There are definitely parts of his game that get you very excited and when he plays against players in his age group, he looks like a tremendous attacker. You worry a bit about his production this year and why it took a step back after his 16-17-year-old season but if he is the one who the Canucks walk out of the first round with, you’ll be excited about the upside.
Jonathan Lekkerimaki, RW, 5’11”, 172 lbs
Possessing one of the best shots in the 2022 draft class, Jonathan Lekkerimaki saw his stock rise a ton after putting up 15 points in six games at the U18s. Since then, his tape has been ripped through and he may not be a top-10 talent as much as he looked like one at the U18s.
We still very much like Lekkerimaki’s game but just feel that there are players with higher ceilings and floors who will be available for the Canucks at 15. He just feels like a winger who projects the same as every winger we see ranked in the 10-25 spots of the draft. Lekkerimaki could very easily end up being a middle-six NHL winger who gets time on a power play unit. He earned a boost up the rankings from his U18s performance but is coming back down to earth when you watch his tape in the SHL.
There are a handful of very good games from Lekkerimaki when you watch the tape but there are also more than a handful of games where he is not noticeable. His possession numbers were not good in the SHL but he did end up playing 26 games and averaged over 10 minutes of ice time through those 26 games.
Lekkerimaki shines when he plays with players his age and it should be noted that his SHL team was one of the worst in the league this past season. Lekkerimaki has a tremendous shot and the scouts do love what he can do with the puck on a power play. We will have to see where he falls in the draft but after making a push for the top-10, he is now slotting in the 12-18 range. This could be a player who catches the Canucks’ eye but could also be a nice target for a team to trade up to the Canucks’ 15th overall if he is available.
Sam Rinzel, RD, 6’3″, 180 lbs
The stock was rising for Sam Rinzel all the way up until he began playing in the USHL. Rinzel looked like an absolute stud when playing in high school hockey and his combination of size and position makes him an exciting prospect. The unfortunate thing is that his skill didn’t stand out as much once he made the jump to the USHL. He finished with two goals and eight assists in 21 games
We believe that Rinzel is still potentially a first-round talent but there are a lot of recent rankings that have him outside of the first round.

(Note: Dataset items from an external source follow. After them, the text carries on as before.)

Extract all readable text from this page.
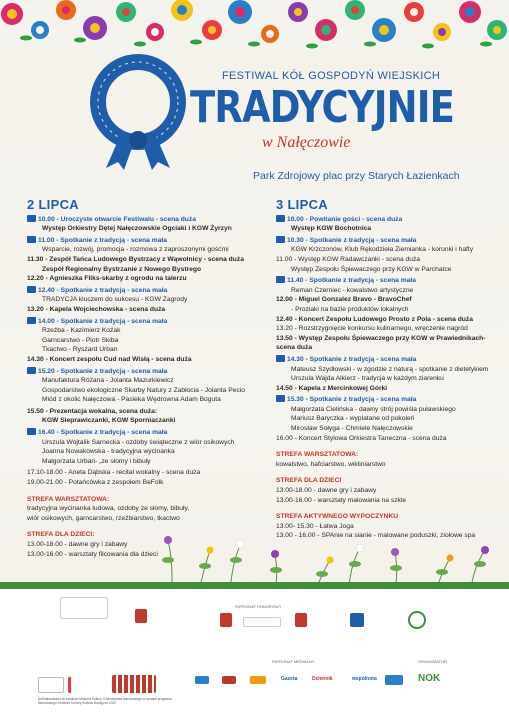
FESTIWAL KÓŁ GOSPODYŃ WIEJSKICH
TRADYCYJNIE
w Nałęczowie
Park Zdrojowy plac przy Starych Łazienkach
2 LIPCA
10.00 - Uroczyste otwarcie Festiwalu - scena duża
Występ Orkiestry Dętej Nałęczowskie Ogciaki i KGW Żyrzyn
11.00 - Spotkanie z tradycją - scena mała
Wsparcie, rozwój, promocja - rozmowa z zaproszonymi gośćmi
11.30 - Zespół Tańca Ludowego Bystrzacy z Wąwolnicy - scena duża
Zespół Regionalny Bystrzanie z Nowego Bystrego
12.20 - Agnieszka Fliks-skarby z ogrodu na talerzu
12.40 - Spotkanie z tradycją - scena mała
TRADYCJA kluczem do sukcesu - KGW Zagrody
13.20 - Kapela Wojciechowska - scena duża
14.00 - Spotkanie z tradycją - scena mała
Rzeźba - Kazimierz Kozak
Garncarstwo - Piotr Skiba
Tkactwo - Ryszard Urban
14.30 - Koncert zespołu Cud nad Wisłą - scena duża
15.20 - Spotkanie z tradycją - scena mała
Manufaktura Różana - Jolanta Mazurkiewicz
Gospodarstwo ekologiczne Skarby Natury z Zabłocia - Jolanta Pecio
Miód z okolic Nałęczowa - Pasieka Wędrowna Adam Boguta
15.50 - Prezentacja wokalna, scena duża:
KGW Sieprawiczanki, KGW Sporniaczanki
16.40 - Spotkanie z tradycją - scena mała
Urszula Wojtalik Sarnecka - ozdoby świąteczne z wiór osikowych
Joanna Nowakowska - tradycyjna wycinanka
Małgorzata Urban- „ze słomy i bibuły
17.10-18.00 - Aneta Dąbska - recital wokalny - scena duża
19.00-21.00 - Potańcówka z zespołem BeFolk
STREFA WARSZTATOWA:
tradycyjna wycinanka ludowa, ozdoby ze słomy, bibuły,
wiór osikowych, garncarstwo, rzeźbiarstwo, tkactwo
STREFA DLA DZIECI:
13.00-18.00 - dawne gry i zabawy
13.00-16.00 - warsztaty filcowania dla dzieci
3 LIPCA
10.00 - Powitanie gości - scena duża
Występ KGW Bochotnica
10.30 - Spotkanie z tradycją - scena mała
KGW Krzczonów, Klub Rękodzieła Ziemianka - koronki i hafty
11.00 - Występ KGW Radawczanki - scena duża
Występ Zespołu Śpiewaczego przy KGW w Parchatce
11.40 - Spotkanie z tradycją - scena mała
Reman Czerniec - kowalstwo artystyczne
12.00 - Miguel Gonzalez Bravo - BravoChef
- Proziaki na bazie produktów lokalnych
12.40 - Koncert Zespołu Ludowego Prosto z Pola - scena duża
13.20 - Rozstrzygnięcie konkursu kulinarnego, wręczenie nagród
13.50 - Występ Zespołu Śpiewaczego przy KGW w Prawiednikach-scena duża
14.30 - Spotkanie z tradycją - scena mała
Mateusz Szydłowski - w zgodzie z naturą - spotkanie z dietetykiem
Urszula Wajda Alkierz - tradycja w każdym ziarenku
14.50 - Kapela z Mercinkowej Górki
15.30 - Spotkanie z tradycją - scena mała
Małgorzata Cielińska - dawny strój powiśla puławskiego
Mariusz Baryczka - wyplatane od pokoleń
Mirosław Sołyga - Chmiele Nałęczowskie
16.00 - Koncert Stylowa Orkiestra Taneczna - scena duża
STREFA WARSZTATOWA:
kowalstwo, hafciarstwo, wikliniarstwo
STREFA DLA DZIECI
13.00-18.00 - dawne gry i zabawy
13.00-16.00 - warsztaty malowania na szkle
STREFA AKTYWNEGO WYPOCZYNKU
13.00- 15.30 - Łatwa Joga
13.00 - 16.00 - SPAnie na sianie - malowane poduszki, ziołowe spa
PATRONAT HONOROWY
PATRONAT MEDIALNY
Gazeta	Dziennik	wspólnota
ORGANIZATOR
NOK
Dofinansowano ze środków Ministra Kultury i Dziedzictwa Narodowego w ramach programu Narodowego Centrum Kultury Kultura Dostępna 2022
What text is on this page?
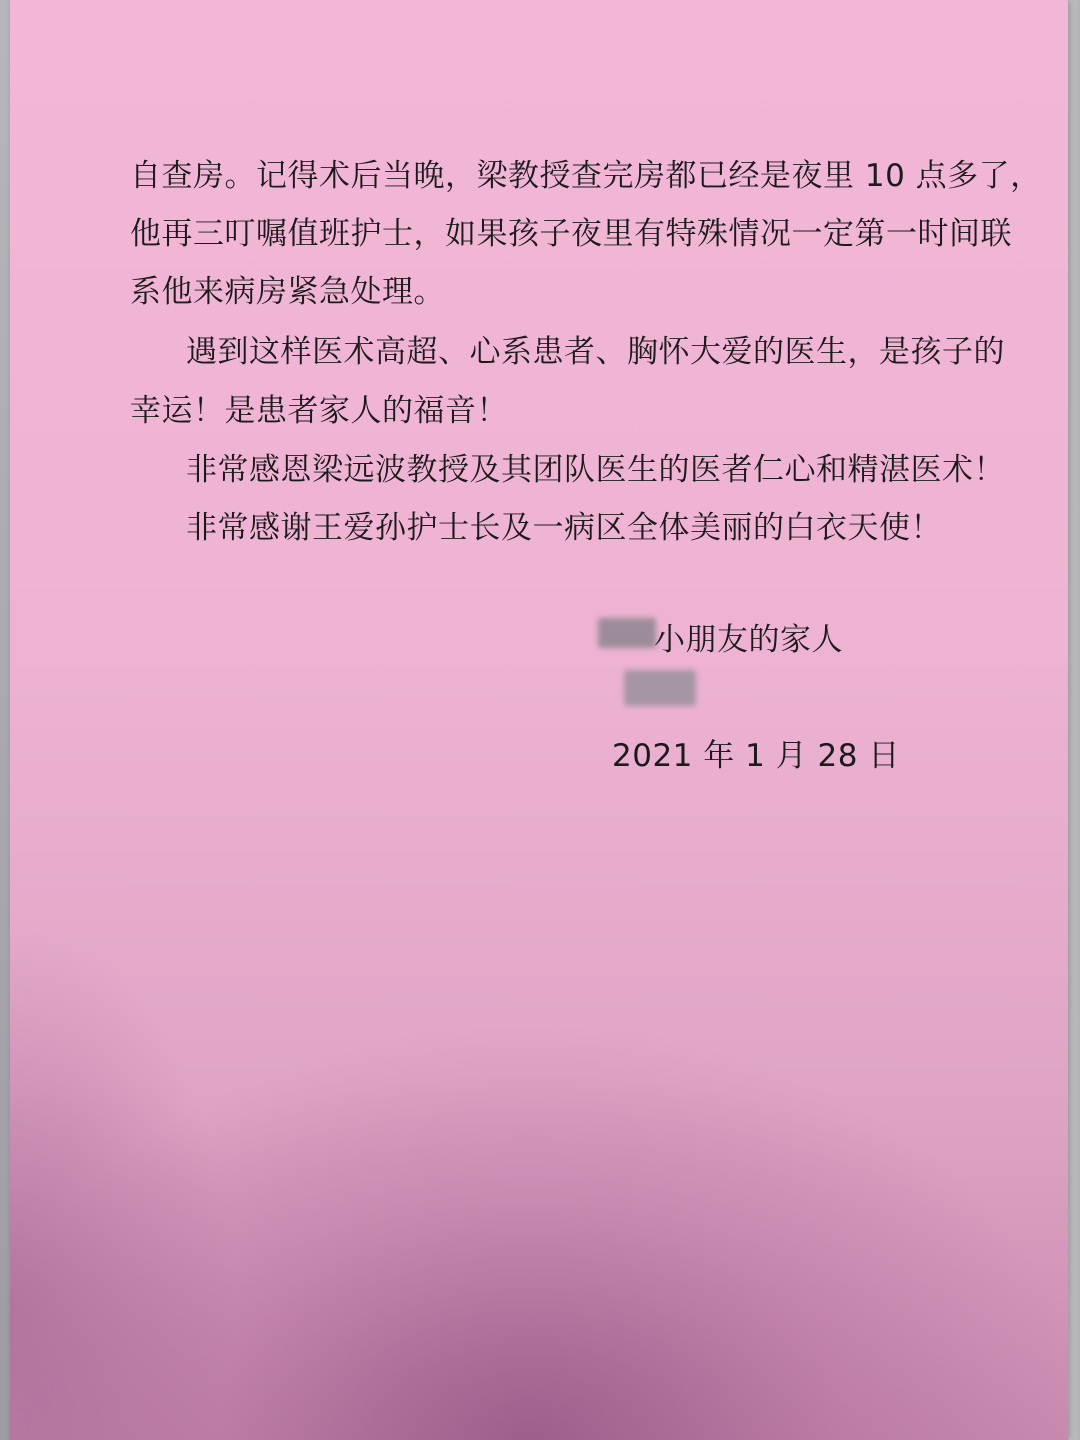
自查房。记得术后当晚，梁教授查完房都已经是夜里 10 点多了，
他再三叮嘱值班护士，如果孩子夜里有特殊情况一定第一时间联
系他来病房紧急处理。
遇到这样医术高超、心系患者、胸怀大爱的医生，是孩子的
幸运！是患者家人的福音！
非常感恩梁远波教授及其团队医生的医者仁心和精湛医术！
非常感谢王爱孙护士长及一病区全体美丽的白衣天使！
小朋友的家人
2021 年 1 月 28 日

He’s a big, right-shot defenceman who can skate and handle the puck. Rinzel could be an option if the Canucks are able to grab an extra second-round pick. We get a very similar vibe to Scotty Morrow from last year’s draft but believe that though Rinzel is slighter, he does bring more physicality than Morrow.
If the Canucks can snag Rinzel with a mid-second-round pick, that would be a huge addition to a position of need in the prospect pipeline.
That wraps up our who’s rising and who’s falling article. We will continue to bring draft coverage for the upcoming event and will start to dig deep into the most likely options for the Canucks to draft at 15th overall. That will be a series that we run in the two weeks approaching the draft and I’m excited to spearhead the series of articles.